You can create such an array with a "snake order" without sorting at all, using a stream in a stream or a loop in a loop:

1. int m = 5;
   int n = 4;
   
   int[][] arr = IntStream
           // create rows of array
           .range(0, m).mapToObj(row -> IntStream
                   // for each row create cells where
                   // values are numbers from 1 to [m * n]
                   .range(0, n).map(cell -> {
                       int val = row * n;
                       if (row % 2 == 0)
                           // even rows:
                           // straight order
                           val += cell + 1;
                       else
                           // odd rows:
                           // reverse order
                           val += n - cell;
                       return val;
                   })
                   // return int[] array
                   .toArray())
           // return int[][] 2d array
           .toArray(int[][]::new);
   

2. int m = 5;
   int n = 4;
   
   int[][] arr = new int[m][n];
   
   // create rows of array
   for (int row = 0; row < m; row++) {
       // for each row create cells where
       // values are numbers from 1 to [m * n]
       for (int cell = 0; cell < n; cell++) {
           int val = row * n;
           if (row % 2 == 0)
               // even rows:
               // straight order
               val += cell + 1;
           else
               // odd rows:
               // reverse order
               val += n - cell;
           arr[row][cell] = val;
       }
   }
   

Arrays.stream(arr).map(Arrays::toString).forEach(System.out::println);
// [1, 2, 3, 4]
// [8, 7, 6, 5]
// [9, 10, 11, 12]
// [16, 15, 14, 13]
// [17, 18, 19, 20]

^{See also:
• How do I rotate a matrix 90 degrees counterclockwise in java?
• Is there any other way to remove all whitespaces in a string?}

if I have a 2D array the size of [5][4], can I print it where the first line is in order, second is in reverse, and the third is in order... and so on.

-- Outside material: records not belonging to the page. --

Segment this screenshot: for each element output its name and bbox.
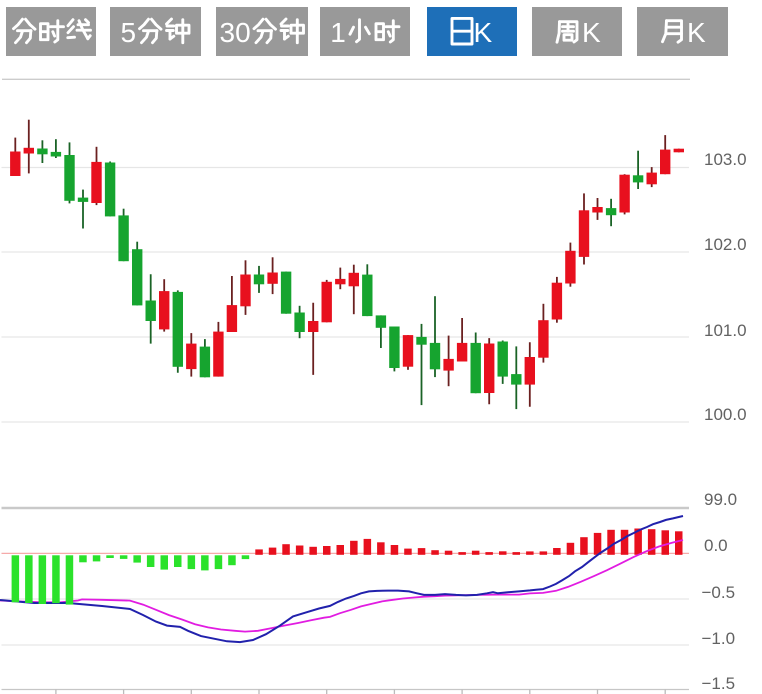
svg-text:5: 5 [121,17,137,48]
svg-text:−0.5: −0.5 [702,583,736,602]
svg-text:−1.0: −1.0 [702,629,736,648]
svg-text:K: K [474,17,493,48]
svg-text:−1.5: −1.5 [702,674,736,693]
svg-text:1: 1 [330,17,346,48]
svg-text:103.0: 103.0 [704,150,747,169]
svg-text:101.0: 101.0 [704,321,747,340]
svg-text:99.0: 99.0 [704,490,737,509]
svg-text:100.0: 100.0 [704,405,747,424]
svg-text:30: 30 [220,17,251,48]
svg-text:K: K [687,17,706,48]
svg-text:0.0: 0.0 [704,536,728,555]
svg-text:K: K [582,17,601,48]
svg-text:102.0: 102.0 [704,235,747,254]
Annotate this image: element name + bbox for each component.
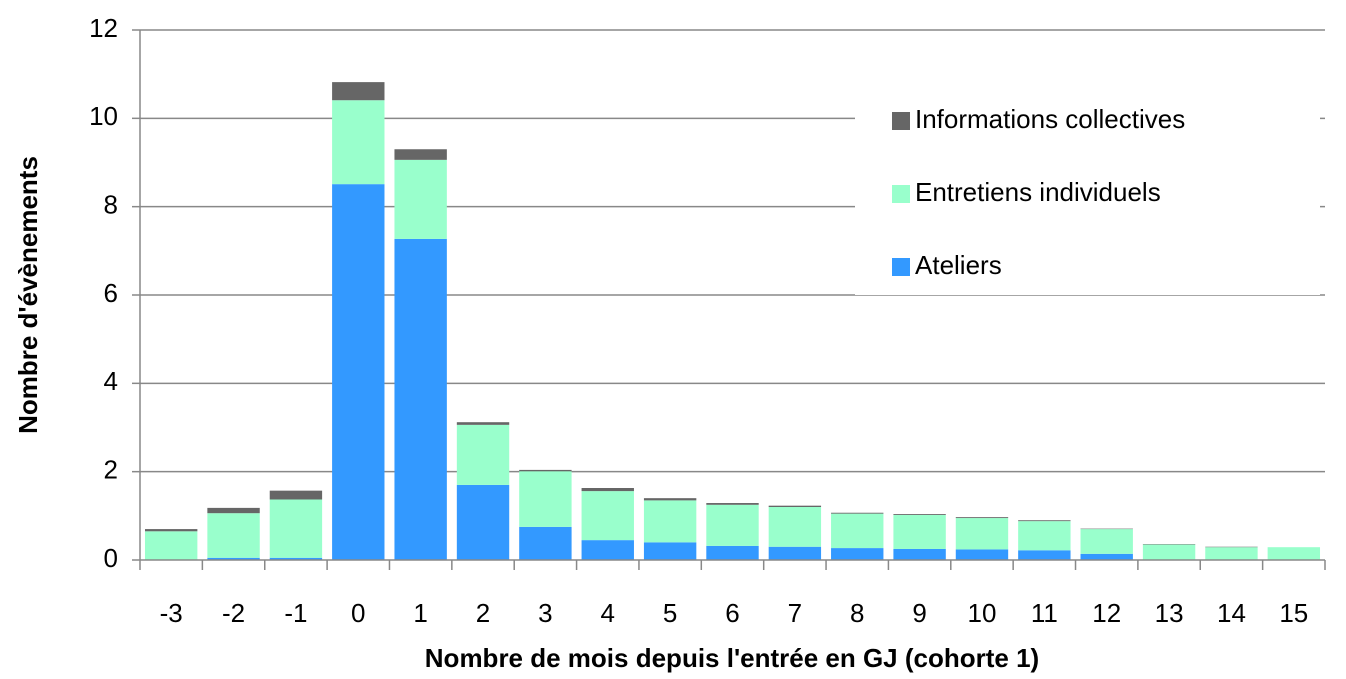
y-axis-title: Nombre d'évènements — [13, 156, 43, 434]
bar-segment — [706, 545, 759, 560]
x-tick-label: 6 — [725, 598, 739, 628]
bar-segment — [581, 491, 634, 541]
y-tick-label: 2 — [104, 455, 118, 485]
y-tick-label: 8 — [104, 190, 118, 220]
legend-box — [855, 95, 1320, 295]
y-tick-label: 10 — [89, 101, 118, 131]
legend-label: Entretiens individuels — [915, 177, 1161, 207]
bar-segment — [955, 517, 1009, 519]
bar-segment — [581, 540, 634, 560]
bar-segment — [955, 549, 1009, 560]
y-tick-label: 12 — [89, 13, 118, 43]
bar-segment — [831, 513, 884, 549]
y-tick-label: 4 — [104, 366, 118, 396]
bar-segment — [1142, 544, 1196, 560]
x-tick-label: 11 — [1031, 598, 1058, 628]
bar-segment — [456, 484, 510, 560]
x-tick-label: 3 — [538, 598, 552, 628]
bar-segment — [394, 238, 447, 561]
bar-segment — [144, 531, 198, 560]
bar-segment — [955, 518, 1009, 550]
x-tick-label: 1 — [413, 598, 427, 628]
x-tick-label: 5 — [663, 598, 677, 628]
bar-segment — [706, 503, 759, 505]
bar-segment — [768, 507, 822, 547]
bar-segment — [1080, 553, 1133, 560]
legend-swatch — [892, 258, 910, 276]
bar-segment — [394, 149, 447, 160]
bar-segment — [332, 184, 385, 560]
bar-segment — [519, 526, 572, 560]
bar-segment — [332, 82, 385, 101]
x-tick-label: -3 — [160, 598, 183, 628]
x-tick-label: 13 — [1155, 598, 1184, 628]
x-tick-label: -1 — [284, 598, 307, 628]
bar-segment — [643, 500, 697, 543]
x-tick-label: 9 — [912, 598, 926, 628]
bar-segment — [643, 542, 697, 560]
legend-swatch — [892, 185, 910, 203]
bar-segment — [1267, 547, 1321, 560]
bar-segment — [768, 546, 822, 560]
bar-segment — [643, 498, 697, 501]
x-tick-label: 14 — [1217, 598, 1246, 628]
bar-segment — [269, 499, 323, 558]
bar-segment — [1018, 550, 1071, 560]
bar-segment — [207, 507, 260, 514]
bar-segment — [519, 471, 572, 527]
x-tick-label: 8 — [850, 598, 864, 628]
bar-segment — [1080, 529, 1133, 554]
x-tick-label: 12 — [1092, 598, 1121, 628]
bar-segment — [706, 504, 759, 546]
bar-segment — [1018, 520, 1071, 522]
bar-segment — [207, 513, 260, 558]
y-tick-label: 6 — [104, 278, 118, 308]
x-tick-label: 2 — [476, 598, 490, 628]
bar-segment — [1205, 547, 1258, 560]
bar-segment — [519, 469, 572, 472]
x-tick-label: 4 — [601, 598, 615, 628]
x-tick-label: 10 — [968, 598, 997, 628]
x-tick-label: 15 — [1279, 598, 1308, 628]
bar-segment — [893, 548, 946, 560]
y-tick-label: 0 — [104, 543, 118, 573]
bar-segment — [269, 557, 323, 560]
bar-segment — [581, 488, 634, 492]
legend-label: Ateliers — [915, 250, 1002, 280]
bar-segment — [831, 548, 884, 560]
bar-segment — [269, 490, 323, 500]
x-tick-label: -2 — [222, 598, 245, 628]
bar-segment — [332, 100, 385, 185]
legend-swatch — [892, 112, 910, 130]
bar-segment — [394, 159, 447, 239]
legend-label: Informations collectives — [915, 104, 1185, 134]
x-tick-label: 0 — [351, 598, 365, 628]
bar-segment — [207, 557, 260, 560]
x-tick-label: 7 — [788, 598, 802, 628]
bar-segment — [144, 529, 198, 532]
bar-segment — [893, 514, 946, 515]
x-axis-title: Nombre de mois depuis l'entrée en GJ (co… — [425, 643, 1039, 673]
bar-segment — [456, 424, 510, 485]
bar-segment — [1018, 521, 1071, 551]
bar-segment — [768, 505, 822, 507]
bar-segment — [893, 514, 946, 549]
bar-segment — [831, 512, 884, 514]
bar-segment — [456, 422, 510, 425]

It's unclear how you want to use the output, but here is a literal way to do it:

public static void main(String[] args) {
    int[][] values = new int[][]{
            {1, 2, 3, 4},
            {5, 6, 7, 8},
            {9, 10, 11, 12},
            {13, 14, 15, 16}
    };

    for (int r = 0; r < values.length; r++) {
        if (r % 2 == 0) {
            // forwards
            for (int c = 0; c < (values[r].length - 1); c++) {
                System.out.print(values[r][c] + " ");
            }
            System.out.println(values[r][values[r].length - 1]);
        } else {
            // backwards
            for (int c = (values[r].length - 1); c > 0; c--) {
                System.out.print(values[r][c] + " ");
            }
            System.out.println(values[r][0]);
        }
    }
}

Output:

1 2 3 4
8 7 6 5
9 10 11 12
16 15 14 13

Not as efficient as nested loops, one can simply iterator from 1 to 20 and determine row i and column j.

final int M = 5;
final int N = 4;
int[][] matrix = new int[M][N];

IntStream.range(0, M*N)
    .forEach(no -> { // no = 0, 1, 2, ... , M*N-1
        int i = no / N; // Row.
        int j = no % N; // Increasing column (for even row).
        if (i % 2 == 1) { // Odd row.
           j = N - 1 - j; // Decreasing column.
        }
        matrix[i][j] = no + 1;
    });

i % 2 is the modulo 2, rest by division of 2, hence 0 for even, 1 for odd.

Or use a bit more language features:

IntStream.range(0, N)
    .forEach(i -> {
        int no = N * i;
        IntUnaryOperator jToValue = i % 2 == 0
            ? j -> no + 1 + j
            : j -> no + N - 1 -j;
        Arrays.setAll(matrix[i], jToValue);
    });

Here Arrays.setAll(int[], (int index) -> int) fills the array based on the index.

About the question of there being some nice function:

You probably saw List.reverse; there does not exist an Arrays.reverse, hence Arrays.setAll seems to be best. In this case where the values are increasing one theoretically could also sort all odd rows reversed. But only with a trick, and sorting costs.

It is interesting that there are so many solutions. Instead of waggling the dog's tail one can take the tail and waggle the dog.